If first impressions mean anything, than I suspect you and I won’t really get along too well. It is the first day of a new year, a blank slate, a fresh chapter- and I can honestly say I’ve not quite caught up yet. This place I’m playing peek a boo with, inside of my heart and mind, is not a good place to be. It is dark, desolate, isolating and in it I find myself pretty afraid. I fear that I’ve just cycled through too much these past forty-five days…

Is that possible?

One day I was on a track, complete with dreams and plans. While it’s true that some of those plans may have eventually led me to the very pedestal of isolation I currently find myself on, being separated from my husband and such, the journey would have been very different and found me significantly more prepared and at peace. I’m full of so many aches and questions and the last thing in the world that I need is a bouquet of assumptions, mocking and an empty corner. It is no secret that I do not do well with change under the best of circumstances. Over these past five weeks though, so much has happened so fast. I’ve sailed along, able to focus on the next big thing while praying I’d make it through unscathed. Each thing brought about a new wave of feeling, fears and emptiness… And now, now there isn’t a big wave to focus on. The water is calm, while the sky holds threat of severe storms approaching. In this metaphor I guess it would be accurate to assess that I’m stuck there, in the sea, alone.

I am far from unscathed…

My word for this new year is Connect.

Nearly three years ago I moved away from a cluster of well-developed friendships, some of which did not survive the relocation.
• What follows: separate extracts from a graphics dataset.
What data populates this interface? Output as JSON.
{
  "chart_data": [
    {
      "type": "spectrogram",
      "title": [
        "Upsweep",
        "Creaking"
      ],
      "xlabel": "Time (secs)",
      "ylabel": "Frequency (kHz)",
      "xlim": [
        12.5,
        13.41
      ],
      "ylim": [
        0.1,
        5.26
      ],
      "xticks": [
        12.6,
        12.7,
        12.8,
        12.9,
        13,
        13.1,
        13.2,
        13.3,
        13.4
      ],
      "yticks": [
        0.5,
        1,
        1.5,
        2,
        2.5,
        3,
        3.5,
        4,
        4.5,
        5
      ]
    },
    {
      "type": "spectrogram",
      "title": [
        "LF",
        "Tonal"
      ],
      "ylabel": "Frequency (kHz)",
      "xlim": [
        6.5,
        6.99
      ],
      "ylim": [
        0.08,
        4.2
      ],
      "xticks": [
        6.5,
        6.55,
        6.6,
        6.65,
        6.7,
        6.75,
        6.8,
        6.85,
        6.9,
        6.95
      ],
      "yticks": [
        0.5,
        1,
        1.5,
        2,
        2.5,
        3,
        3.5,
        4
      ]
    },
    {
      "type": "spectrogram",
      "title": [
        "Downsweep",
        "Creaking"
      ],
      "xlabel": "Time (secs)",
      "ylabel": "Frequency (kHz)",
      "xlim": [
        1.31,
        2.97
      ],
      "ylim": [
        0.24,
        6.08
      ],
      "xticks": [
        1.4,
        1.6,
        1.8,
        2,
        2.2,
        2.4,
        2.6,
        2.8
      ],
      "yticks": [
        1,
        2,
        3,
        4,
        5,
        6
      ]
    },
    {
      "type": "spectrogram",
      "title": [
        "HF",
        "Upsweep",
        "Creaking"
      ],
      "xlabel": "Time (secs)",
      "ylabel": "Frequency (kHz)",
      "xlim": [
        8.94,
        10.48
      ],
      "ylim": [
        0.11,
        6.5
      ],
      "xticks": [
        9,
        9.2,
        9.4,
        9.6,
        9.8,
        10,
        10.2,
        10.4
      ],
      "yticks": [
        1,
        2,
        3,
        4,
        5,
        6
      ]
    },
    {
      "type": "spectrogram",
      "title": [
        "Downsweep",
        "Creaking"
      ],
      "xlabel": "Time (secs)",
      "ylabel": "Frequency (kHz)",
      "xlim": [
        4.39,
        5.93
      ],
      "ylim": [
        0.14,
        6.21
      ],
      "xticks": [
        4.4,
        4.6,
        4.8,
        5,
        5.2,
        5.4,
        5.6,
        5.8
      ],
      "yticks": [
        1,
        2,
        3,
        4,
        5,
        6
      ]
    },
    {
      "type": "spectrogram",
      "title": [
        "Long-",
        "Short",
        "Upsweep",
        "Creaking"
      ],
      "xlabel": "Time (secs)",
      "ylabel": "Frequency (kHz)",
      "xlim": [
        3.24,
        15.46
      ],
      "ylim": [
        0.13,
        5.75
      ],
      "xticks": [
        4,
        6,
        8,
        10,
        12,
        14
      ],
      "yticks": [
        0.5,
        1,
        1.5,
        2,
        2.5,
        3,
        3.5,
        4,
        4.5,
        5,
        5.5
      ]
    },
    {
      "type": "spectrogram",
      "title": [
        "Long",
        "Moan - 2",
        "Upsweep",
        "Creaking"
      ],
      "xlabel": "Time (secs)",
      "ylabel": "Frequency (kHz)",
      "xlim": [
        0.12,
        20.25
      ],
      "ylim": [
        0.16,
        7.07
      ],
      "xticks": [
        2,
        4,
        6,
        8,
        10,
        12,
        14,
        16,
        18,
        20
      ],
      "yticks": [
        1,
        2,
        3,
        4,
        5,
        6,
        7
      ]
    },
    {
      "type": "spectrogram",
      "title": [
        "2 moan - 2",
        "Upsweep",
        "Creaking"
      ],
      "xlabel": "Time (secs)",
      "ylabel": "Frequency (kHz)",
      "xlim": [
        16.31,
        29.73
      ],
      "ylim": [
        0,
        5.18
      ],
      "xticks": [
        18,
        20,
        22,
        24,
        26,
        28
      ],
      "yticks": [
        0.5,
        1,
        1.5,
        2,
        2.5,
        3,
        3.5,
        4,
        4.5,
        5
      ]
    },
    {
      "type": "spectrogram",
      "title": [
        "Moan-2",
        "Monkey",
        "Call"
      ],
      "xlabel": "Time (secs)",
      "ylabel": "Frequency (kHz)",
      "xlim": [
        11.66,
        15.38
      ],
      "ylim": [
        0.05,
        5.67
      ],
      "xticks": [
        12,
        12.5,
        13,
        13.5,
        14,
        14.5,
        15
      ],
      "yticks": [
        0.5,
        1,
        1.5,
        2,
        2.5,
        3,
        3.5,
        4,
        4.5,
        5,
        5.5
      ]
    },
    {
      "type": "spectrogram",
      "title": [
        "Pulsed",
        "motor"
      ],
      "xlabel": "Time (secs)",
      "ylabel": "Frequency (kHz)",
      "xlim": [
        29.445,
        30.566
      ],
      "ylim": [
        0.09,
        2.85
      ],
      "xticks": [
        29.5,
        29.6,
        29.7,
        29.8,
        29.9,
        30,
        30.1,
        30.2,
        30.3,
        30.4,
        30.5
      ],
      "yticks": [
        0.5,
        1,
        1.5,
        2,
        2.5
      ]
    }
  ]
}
In those three years I tried desperately to form friendships in an area where this task just proved more impossible than anything else. Now I’m home and reminded daily that you can’t go back. The solution, (vital, at this point) would be to connect with others. Old friends, new friends, people…

Prior to the great move East, of ’13, I was fairly connected to myself. I worked in my art and felt whole with such endeavors. In that time away I lost more and more of my ability to create. Connecting to myself, channeling inspiration and finding the journey my soul needs to go on does seem equally as vital.

Learning to connect with my kids, especially my youngest, from across so many miles, and not as someone’s other half, but as me, feels like an insurmountable challenge.

Connecting with an educational program which will lead to the need of connecting with a community to grow in my career… Connecting with things I’ve lost touch with… With me, in other ways than simply art and written word… Connecting with God, connecting with the beauty that exists every where I am- even when that where has me isolated at sea… Connecting my heart to the song of the sea, connecting my eyes to the miracles around me. Connecting my time to a new routine. Connecting my body to where it is now, and how it is now, and how it may never be my ideal- or anyones… Connecting my confidence to the line where someone else’s approval doesn’t mean anything.

Connect. Connecting. Connection.

Hello, 2016. I don’t know anything about anything other than the fact that I’m so isolated, I’m so alone, I’m so tired, I’m so parched, I’m so trying-not-to-be-terrified. I’m so dazed in my mind and so incredibly far from a place of peace… But I’m here. I’m present.